There no exceptions to this fundamental international law, automatically US law under the Constitution’s Supremacy Clause—Article VI, Clause 2.
Throughout Security Council history, authorization for US war was gotten only once—on June 27, 1950, approving US-led UN military action against North Korea because no Soviet Russian delegate was present to veto what never should have been endorsed.
The DPRK was victimized by Harry Truman’s aggression. The official record never corrected the historic wrong on a nation threatening no others—justifiably responding to US-orchestrated/multiple cross-border incursions by the South against the North.
America’s only enemies are invented ones—no others; not ISIS, al-Qaeda, or other terrorist groups it created and supports; not Russia, China, Iran, or multiple nations the US is waging war against.
No nation attacked America since December 7, 1941. None threatened it since WW II ended. The global war on terror is a colossal hoax. Washington uses it to wage permanent wars on humanity.
Earlier and newly proposed AUMF authority has nothing to do with combating terrorism—everything to do with US rage for transforming all sovereign independent nations into pro-Western vassal states.
With or without AUMF authority, they’re vulnerable to US aggression, on its target list for regime change.
AUMF power is a thinly veiled pretext for waging endless US wars on humanity—on any nation, group or entity, on the phony pretext of combating “non-state terrorist groups” wherever they exist.
ISIS, al-Qaeda, and like-minded groups are US imperial proxy forces—used where Washington wants them deployed.
Phony war against them is all about toppling governments the US wants replaced, including Gaddafi’s in Libya, Assad’s in Syria, and others.
It’s also a pretext for waging endless US wars of aggression on humanity—a diabolical plot for unchallenged global hegemony, risking destruction of planet earth to own it, wanting its resources looted, people everywhere exploited, dark forces in America benefitting by force-feeding misery everywhere.
That’s what US imperialism is all about, seeking global conquest, control and exploitation, no matter the human cost—a sinister scheme to benefit privileged interests at the expense of most others everywhere, creating a world unsafe and unfit to live in.
Testifying before the Senate subcommittee on Wednesday, Law Professor Jonathan Turley slammed the proposed new AUMF, saying, It “amounts to a statutory revision of one of the most defining elements of the United States Constitution,” adding, “Putting aside the constitutionality of such a change absent a formal amendment, the proposed legislation completes a long history of this body abdicating its core responsibilities over the declaration of war.”
Waging undeclared war is the “menace that the Framers sought to prevent,” prohibiting warmaking powers at the executive’s discretion.

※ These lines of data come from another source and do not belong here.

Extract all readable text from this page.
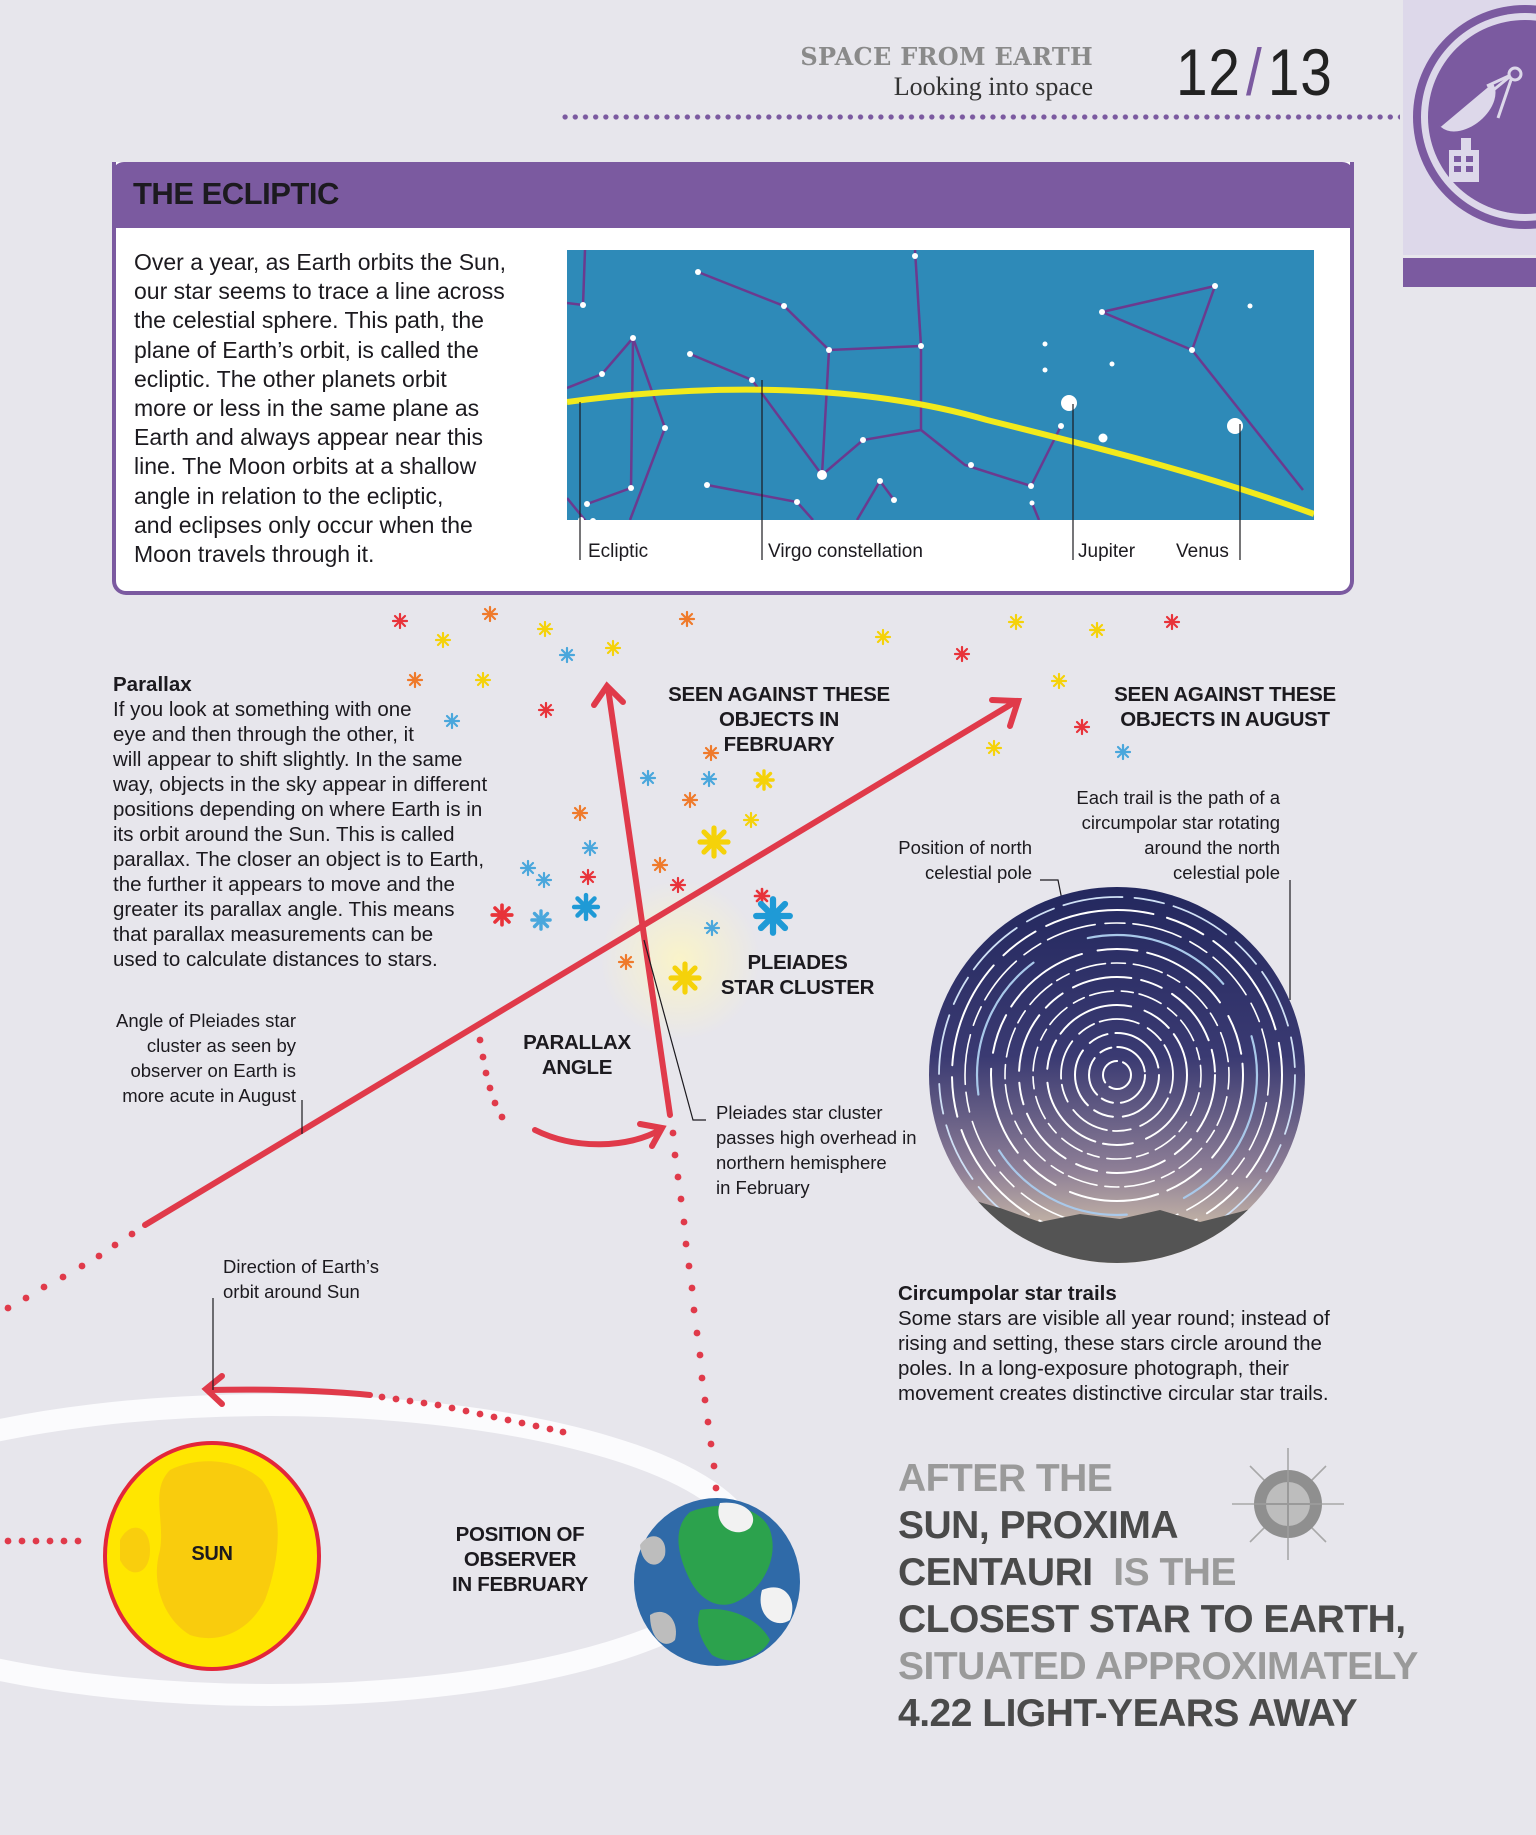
SPACE FROM EARTH
Looking into space 12/13
THE ECLIPTIC
Over a year, as Earth orbits the Sun,
our star seems to trace a line across
the celestial sphere. This path, the
plane of Earth’s orbit, is called the
ecliptic. The other planets orbit
more or less in the same plane as
Earth and always appear near this
line. The Moon orbits at a shallow
angle in relation to the ecliptic,
and eclipses only occur when the
Moon travels through it.	Ecliptic	Virgo constellation	Jupiter Venus
Parallax
If you look at something with one
eye and then through the other, it
will appear to shift slightly. In the same
way, objects in the sky appear in different
positions depending on where Earth is in
its orbit around the Sun. This is called
parallax. The closer an object is to Earth,
the further it appears to move and the
greater its parallax angle. This means
that parallax measurements can be
used to calculate distances to stars.
SEEN AGAINST THESE
OBJECTS IN FEBRUARY
SEEN AGAINST THESE
OBJECTS IN AUGUST
PLEIADES
STAR CLUSTER
PARALLAX
ANGLE
Angle of Pleiades star
cluster as seen by
observer on Earth is
more acute in August
Pleiades star cluster
passes high overhead in
northern hemisphere
in February
Direction of Earth’s
orbit around Sun
SUN
POSITION OF
OBSERVER
IN FEBRUARY
Position of north
celestial pole
Each trail is the path of a
circumpolar star rotating
around the north
celestial pole
Circumpolar star trails
Some stars are visible all year round; instead of
rising and setting, these stars circle around the
poles. In a long-exposure photograph, their
movement creates distinctive circular star trails.
AFTER THE
SUN, PROXIMA
CENTAURI IS THE
CLOSEST STAR TO EARTH,
SITUATED APPROXIMATELY
4.22 LIGHT-YEARS AWAY
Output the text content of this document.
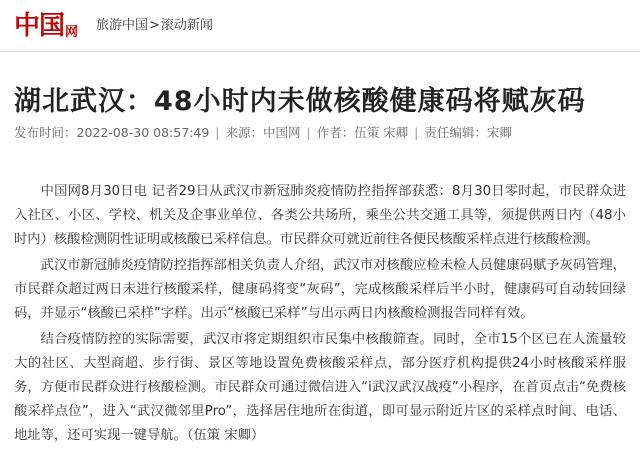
中国 网 旅游中国 > 滚动新闻
湖北武汉：48小时内未做核酸健康码将赋灰码
发布时间：2022-08-30 08:57:49 | 来源：中国网 | 作者：伍策 宋卿 | 责任编辑：宋卿

中国网8月30日电 记者29日从武汉市新冠肺炎疫情防控指挥部获悉：8月30日零时起，市民群众进入社区、小区、学校、机关及企事业单位、各类公共场所，乘坐公共交通工具等，须提供两日内（48小时内）核酸检测阴性证明或核酸已采样信息。市民群众可就近前往各便民核酸采样点进行核酸检测。

武汉市新冠肺炎疫情防控指挥部相关负责人介绍，武汉市对核酸应检未检人员健康码赋予灰码管理，市民群众超过两日未进行核酸采样，健康码将变“灰码”，完成核酸采样后半小时，健康码可自动转回绿码，并显示“核酸已采样”字样。出示“核酸已采样”与出示两日内核酸检测报告同样有效。

结合疫情防控的实际需要，武汉市将定期组织市民集中核酸筛查。同时，全市15个区已在人流量较大的社区、大型商超、步行街、景区等地设置免费核酸采样点，部分医疗机构提供24小时核酸采样服务，方便市民群众进行核酸检测。市民群众可通过微信进入“i武汉武汉战疫”小程序，在首页点击“免费核酸采样点位”，进入“武汉微邻里Pro”，选择居住地所在街道，即可显示附近片区的采样点时间、电话、地址等，还可实现一键导航。（伍策 宋卿）
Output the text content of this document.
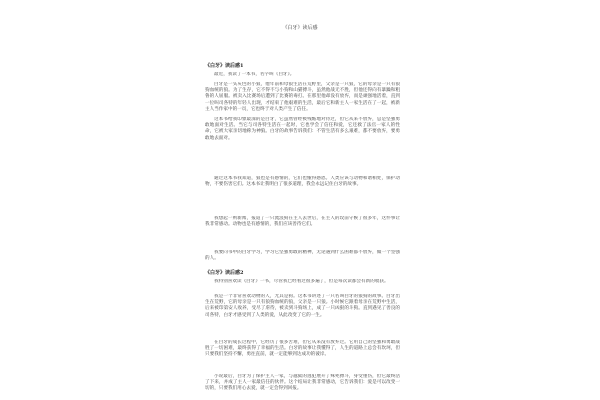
《白牙》读后感
《白牙》读后感1
最近，我读了一本书，名字叫《白牙》。
白牙是一头灰色的小狼，他年前和母狼生活在荒野里，父亲是一只狼，它的母亲是一只有狼狗血统的狼。为了生存，它不得不与小狗和山猫搏斗，虽然他战无不胜，但他还得向有暴躁和粗鲁的人屈服。被卖入比赛场后遭到了比赛的毒打。在那里他却没有放弃，而是顽强地活着，直到一位叫司各特的年轻人出现，才结束了他艰难的生活，最后它和新主人一家生活在了一起，被新主人当作家中的一员，它也终于对人类产生了信任。
这本书给我印象最深的是白牙，它虽然曾经被残酷地对待过，但它从来不放弃，总是坚强勇敢地面对生活。当它与司各特生活在一起时，它也学会了信任和爱，它还救了法官一家人的性命，它被大家亲切地称为神狼。白牙的故事告诉我们：不管生活有多么艰难，都不要放弃，要勇敢地去面对。
通过这本书我知道，狼也是有感情的，它们也懂得感恩。人类应该与动物和谐相处，保护动物，不要伤害它们。这本书让我明白了很多道理，我会永远记住白牙的故事。
我想起一则新闻，报道了一只流浪狗在主人去世后，在主人的坟前守候了很多年，这件事让我非常感动。动物也是有感情的，我们应该善待它们。
我要向书中的白牙学习，学习它坚强勇敢的精神，无论遇到什么困难都不放弃，做一个坚强的人。
《白牙》读后感2
我特别喜欢读《白牙》一书，尽管我已经看过很多遍了，但是每次读都会有新的收获。
我是一个非常喜欢动物的人，尤其是狗。这本书讲述了一只名叫白牙的狼狗的故事。白牙出生在荒野，它的母亲是一只有狼狗血统的狼，父亲是一只狼。小时候它跟着母亲在荒野中生活，后来被印第安人收养，受尽了虐待，被卖到斗狗场上，成了一只凶狠的斗狗。直到遇见了善良的司各特，白牙才感受到了人类的爱，从此改变了它的一生。
在白牙的成长过程中，它经历了很多苦难，但它从来没有放弃过。它用自己的坚强和勇敢战胜了一切困难，最终获得了幸福的生活。白牙的故事让我懂得了，人生的道路上总会有坎坷，但只要我们坚持不懈，勇往直前，就一定能够到达成功的彼岸。
小说最后，白牙为了保护主人一家，与越狱的逃犯展开了殊死搏斗，身受重伤，但它最终活了下来，并成了主人一家最信任的伙伴。这个结局让我非常感动，它告诉我们：爱是可以改变一切的，只要我们用心去爱，就一定会得到回报。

Judge Andrew Napolitano explained US presidents have no legal authority to wage war on their own. It’s the most serious of all decisions a nation makes.
In 1821, John Quincy Adams said America “goes not abroad, in search of monsters to destroy”—its current agenda, all sovereign independent countries on its target list.
Napolitano: “(L)egislation under scrutiny today would give the president far more powers than he has now, would directly violate Congress’ war-making powers by ceding them away to the president, would defy the Supreme Court on the unconstitutionality of giving away core governmental functions, would commit the US to foreign wars without congressional and thus popular support, and would invite dangerous mischief by any president wanting to attack any enemy—real or imagined, old or new—for foreign or domestic political purposes, whether American interests are at stake or not.”
ACLU Washington Legislative Office deputy director, Christopher Anders stressed that no decision made by any government is more consequential than going to war.
He urged Congress to use “the power of the purse to defund unauthorized military engagements.”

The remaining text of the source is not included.